On June 3, Giantech held its annual shareholder meeting for the year 2024. During the meeting, Chairman Qiu Jianping discussed the impact of current US tariff policies, stating that the company expects a decrease in order volume and subsequent impact on sales for the year.
To address the US tariff policies, Chairman Qiu Jianping announced at the meeting the plan to transfer 70%-80% of the production lines for products exported to the US to Southeast Asia and Latin America within the next two years.
As a global leader in hand tools and power tools manufacturing, Giantech heavily relies on the US market. In 2024, the company generated 63.44% of its total revenue from the Americas, amounting to 9.387 billion RMB.
During the shareholder meeting, Giantech’s Board Secretary, Zhou Siyuan, admitted that while the company anticipated US tariffs on Chinese products, they did not expect that products exported from Southeast Asian countries such as Vietnam, Cambodia, and Thailand, where the main overseas production bases of Giantech are located, would also be affected. Currently, the US imposes tariffs of 46% on goods from Vietnam, 49% on goods from Cambodia, and 36% on goods from Thailand.

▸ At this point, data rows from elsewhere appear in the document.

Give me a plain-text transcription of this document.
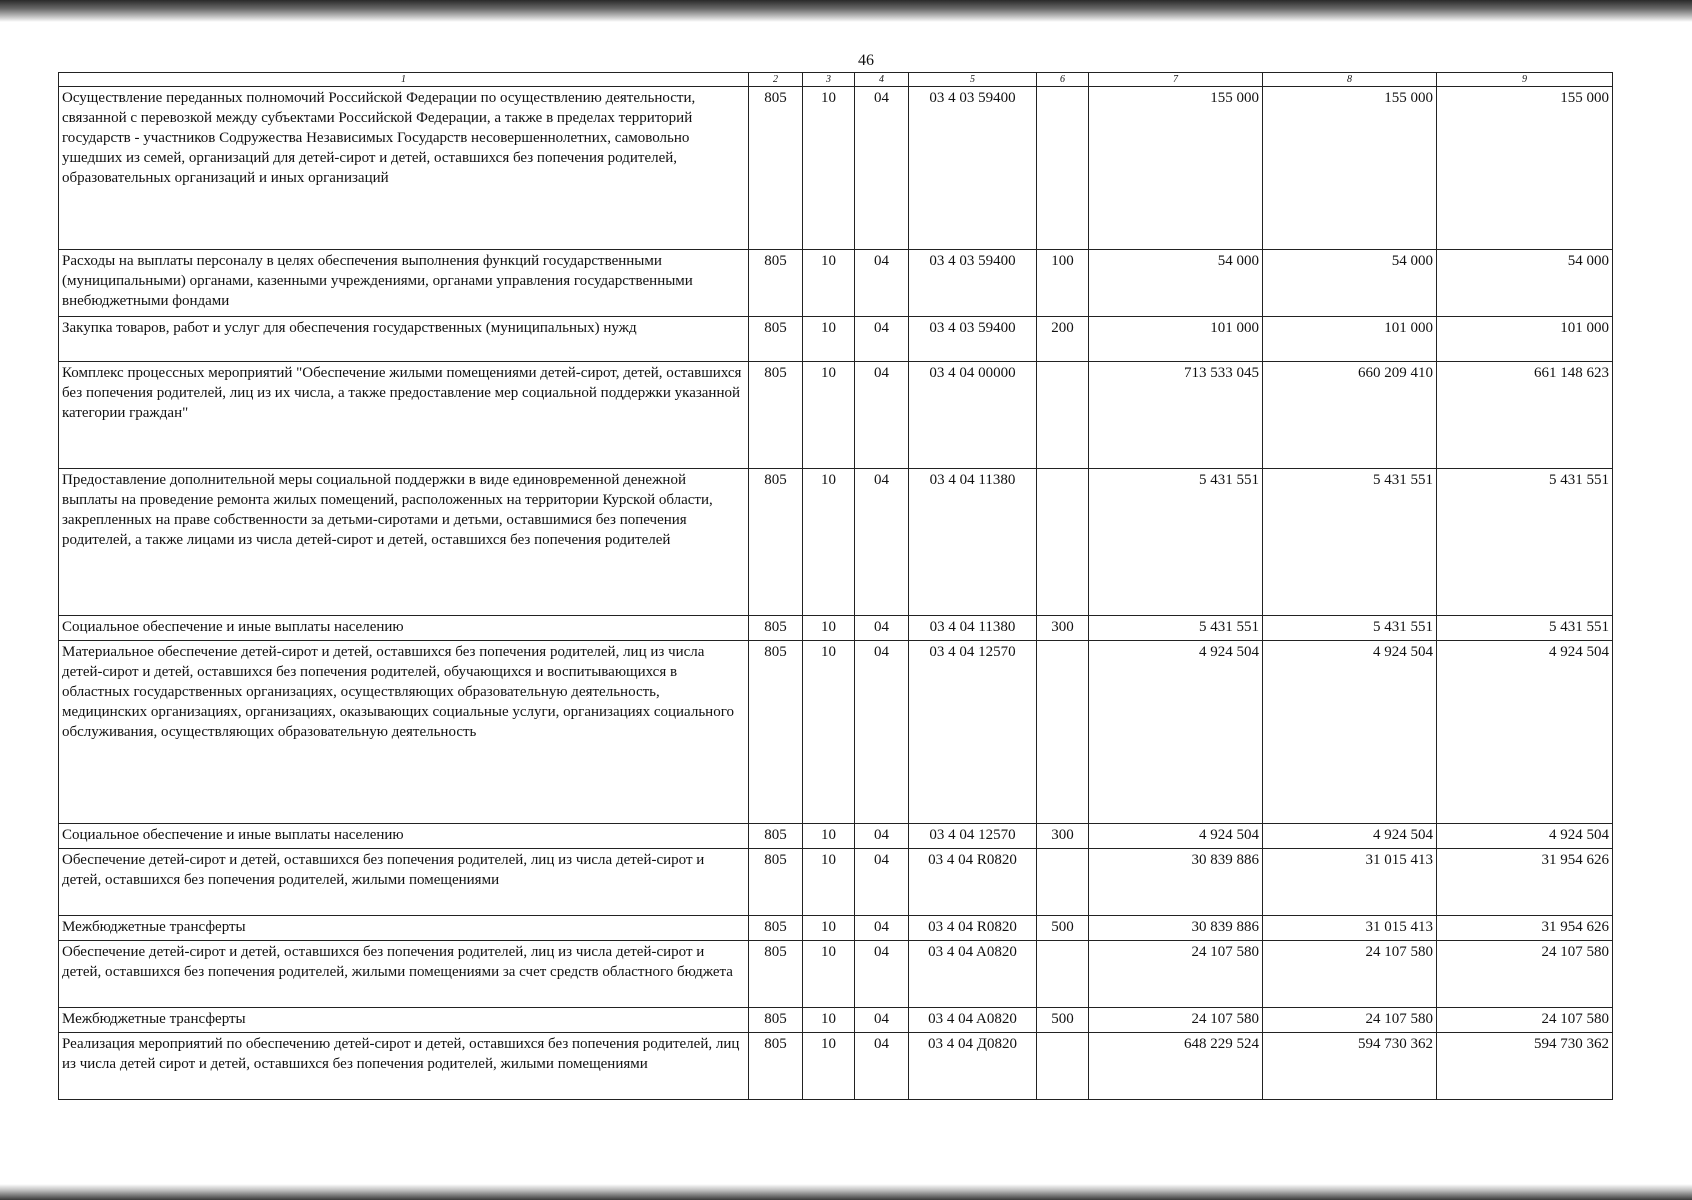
46
1	2	3	4	5	6	7	8	9
Осуществление переданных полномочий Российской Федерации по осуществлению деятельности, связанной с перевозкой между субъектами Российской Федерации, а также в пределах территорий государств - участников Содружества Независимых Государств несовершеннолетних, самовольно ушедших из семей, организаций для детей-сирот и детей, оставшихся без попечения родителей, образовательных организаций и иных организаций	805	10	04	03 4 03 59400		155 000	155 000	155 000
Расходы на выплаты персоналу в целях обеспечения выполнения функций государственными (муниципальными) органами, казенными учреждениями, органами управления государственными внебюджетными фондами	805	10	04	03 4 03 59400	100	54 000	54 000	54 000
Закупка товаров, работ и услуг для обеспечения государственных (муниципальных) нужд	805	10	04	03 4 03 59400	200	101 000	101 000	101 000
Комплекс процессных мероприятий "Обеспечение жилыми помещениями детей-сирот, детей, оставшихся без попечения родителей, лиц из их числа, а также предоставление мер социальной поддержки указанной категории граждан"	805	10	04	03 4 04 00000		713 533 045	660 209 410	661 148 623
Предоставление дополнительной меры социальной поддержки в виде единовременной денежной выплаты на проведение ремонта жилых помещений, расположенных на территории Курской области, закрепленных на праве собственности за детьми-сиротами и детьми, оставшимися без попечения родителей, а также лицами из числа детей-сирот и детей, оставшихся без попечения родителей	805	10	04	03 4 04 11380		5 431 551	5 431 551	5 431 551
Социальное обеспечение и иные выплаты населению	805	10	04	03 4 04 11380	300	5 431 551	5 431 551	5 431 551
Материальное обеспечение детей-сирот и детей, оставшихся без попечения родителей, лиц из числа детей-сирот и детей, оставшихся без попечения родителей, обучающихся и воспитывающихся в областных государственных организациях, осуществляющих образовательную деятельность, медицинских организациях, организациях, оказывающих социальные услуги, организациях социального обслуживания, осуществляющих образовательную деятельность	805	10	04	03 4 04 12570		4 924 504	4 924 504	4 924 504
Социальное обеспечение и иные выплаты населению	805	10	04	03 4 04 12570	300	4 924 504	4 924 504	4 924 504
Обеспечение детей-сирот и детей, оставшихся без попечения родителей, лиц из числа детей-сирот и детей, оставшихся без попечения родителей, жилыми помещениями	805	10	04	03 4 04 R0820		30 839 886	31 015 413	31 954 626
Межбюджетные трансферты	805	10	04	03 4 04 R0820	500	30 839 886	31 015 413	31 954 626
Обеспечение детей-сирот и детей, оставшихся без попечения родителей, лиц из числа детей-сирот и детей, оставшихся без попечения родителей, жилыми помещениями за счет средств областного бюджета	805	10	04	03 4 04 A0820		24 107 580	24 107 580	24 107 580
Межбюджетные трансферты	805	10	04	03 4 04 A0820	500	24 107 580	24 107 580	24 107 580
Реализация мероприятий по обеспечению детей-сирот и детей, оставшихся без попечения родителей, лиц из числа детей сирот и детей, оставшихся без попечения родителей, жилыми помещениями	805	10	04	03 4 04 Д0820		648 229 524	594 730 362	594 730 362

On April 2, US President Trump announced global reciprocal tariffs. In preparation for negotiations on new tariffs with the US, an increasing number of Southeast Asian countries including Vietnam and Malaysia have explicitly stated their refusal to assist Chinese exporters in “origin washing”.
Prior to this, Taiwanese scholar Sun Guoxiang expressed to Dajiyuan that for export-oriented Chinese enterprises, the US remains their largest single market. Losing orders from the US would mean massive layoffs or even closures. While large enterprises can relocate manufacturing to Southeast Asia, it requires significant investment and takes one to two years.
Giantech expects a capital expenditure of $50 million in Southeast Asia in 2025 (approximately 360 million RMB), intended for land acquisition and factory construction. Additionally, the company needs to persuade suppliers to migrate synchronously in order to rebuild a complete supply chain system.
Zhou Siyuan anticipates that it will take three years for production costs in Southeast Asia to be on par with those in China. During this period, companies will face significant cost pressures. Currently, the company and its customers share 50% of the tariff costs, but these costs may gradually be passed on to consumers in the future, raising end-product prices.
According to the official website, Giant Holding Group, founded by Qiu Jianping in 1993 and headquartered in Hangzhou, Zhejiang, employs over 45,000 people, covering five core industries including tools, tires, forklifts, diesel engines, and robots, ranking 131st in the 2024 list of the top 500 private enterprises in China. The group owns four listed companies, with Giantech being a leading tool manufacturing enterprise in China.
Vietnam is one of the relocation destinations planned by Giantech. The Vietnamese government recently cooperated with the US to strengthen supervision on “origin washing”.
Sun Guoxiang mentioned that despite Southeast Asian countries trying to maintain neutrality in political and economic aspects, the US’s trade blockade capabilities have significantly strengthened since 2018. The “detour strategy” of Chinese companies is facing increasingly stringent restrictions.
The predicament of Giantech is not an isolated case but rather a microcosm of the Chinese manufacturing industry in the new global trade landscape. Industry analysts believe that Giantech’s production relocation plan reflects the passive adaptation of the Chinese manufacturing industry to the drastic changes in the global trade landscape. This forced transformation not only increases operational costs for enterprises but also disrupts existing supply chain layouts. The experience of Giantech may just be the prelude to a wave of reshaping global supply chains.